As insurer of bank and savings association deposits, the FDIC must continually evaluate and effectively manage how changes in the economy, financial markets, and banking system affect the adequacy and the viability of the Deposit Insurance Fund (DIF).
Long-Term Comprehensive Fund Management Plan
In 2010 and 2011, the FDIC developed a comprehensive, long-term DIF management plan designed to reduce the effects of cyclicality and achieve moderate, steady assessment rates throughout economic and credit cycles, while also maintaining a positive fund balance, even during a banking crisis. That plan complements the DIF Restoration Plan, originally adopted in 2008 and subsequently revised, which was designed to ensure that the reserve ratio (the ratio of the fund balance to estimated insured deposits) would reach 1.35 percent by September 30, 2020, as required by the Dodd-Frank Wall Street Reform and Consumer Protection Act (Dodd-Frank Act).

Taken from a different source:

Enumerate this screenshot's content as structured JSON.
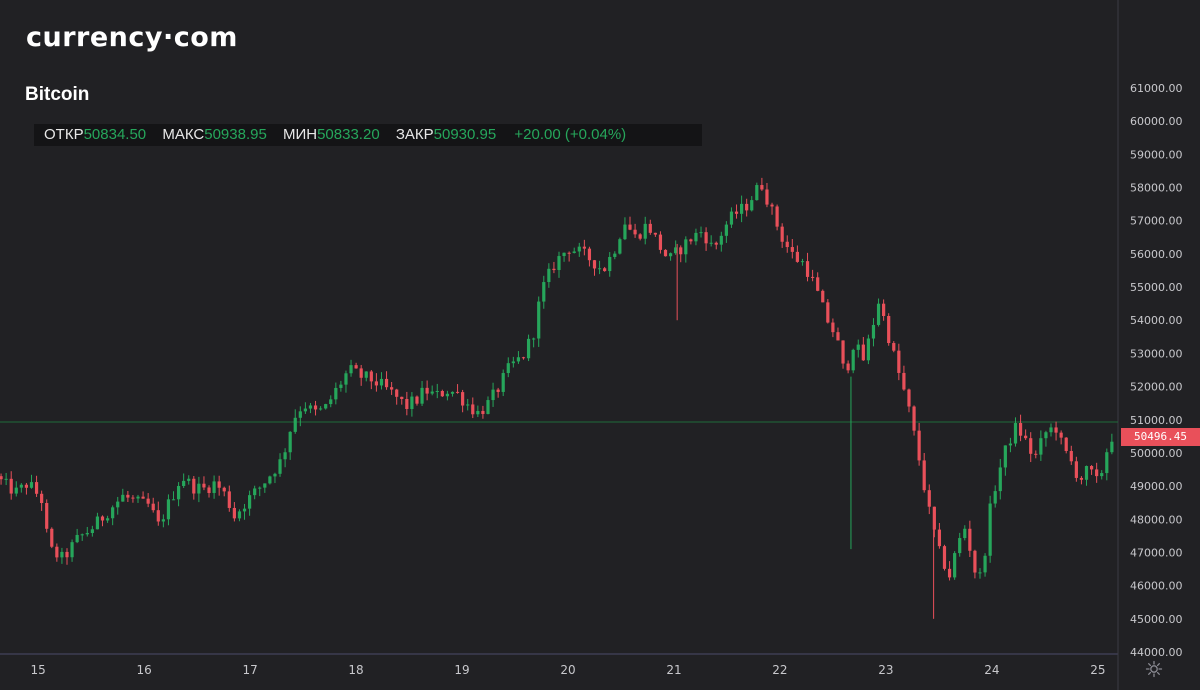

Under the long-term DIF management plan, to increase the probability that the fund reserve ratio would reach a level sufficient to withstand a future crisis, the FDIC Board set the Designated Reserve Ratio (DRR) of the DIF at 2.0 percent. The FDIC views the 2.0 percent DRR as a long-term goal and the minimum level needed to withstand future crises of the magnitude of past crises. In December 2018, the Board voted to maintain the 2.0 percent ratio for 2019.
Additionally, as part of the long-term DIF management plan, the FDIC has suspended dividends indefinitely when the fund reserve ratio exceeds 1.5 percent. In lieu of dividends, the plan prescribes progressively lower assessment rates that will become effective when the reserve ratio exceeds 2.0 percent and 2.5 percent.
State of the Deposit Insurance Fund
There were no bank failures in 2018. The fund balance continued to grow through 2018, as it has every quarter after the end of 2009. Assessment revenue was the primary contributor to the increase in the fund balance in 2018. The fund reserve ratio rose to 1.36 percent at September 30, 2018, from 1.27 percent a year earlier.
Minimum Reserve Ratio
Section 334 of the Dodd-Frank Act, which increased the minimum reserve ratio of the DIF from 1.15 percent to 1.35 percent, mandates that the reserve ratio reach that level by September 30, 2020.
To achieve this ratio, the FDIC imposed surcharges on the quarterly assessments of insured depository institutions (IDIs) with total consolidated assets of $10 billion or more (large banks). The surcharge equaled an annual rate of 4.5 basis points applied to an institution’s regular quarterly deposit insurance assessment base after subtracting $10 billion, with additional adjustments for banks with affiliated IDIs.
As of September 30, 2018, the reserve ratio exceeded the required minimum of 1.35 percent, and the surcharges were suspended.
Because the Dodd-Frank Act mandates that the FDIC offset the effect of the increase in the reserve ratio on small banks (i.e., banks with assets less than $10 billion), these banks were exempt from the surcharges. Furthermore, assessment credits are provided to small banks for the portion of their regular assessments that contributed to growth in the reserve ratio between 1.15 percent and 1.35 percent. The FDIC has calculated the aggregate amount of credits to be $765 million. Each quarter the reserve ratio is at least 1.38 percent, the FDIC will automatically apply a small bank’s credits to reduce its regular assessment up to the entire amount of the assessment.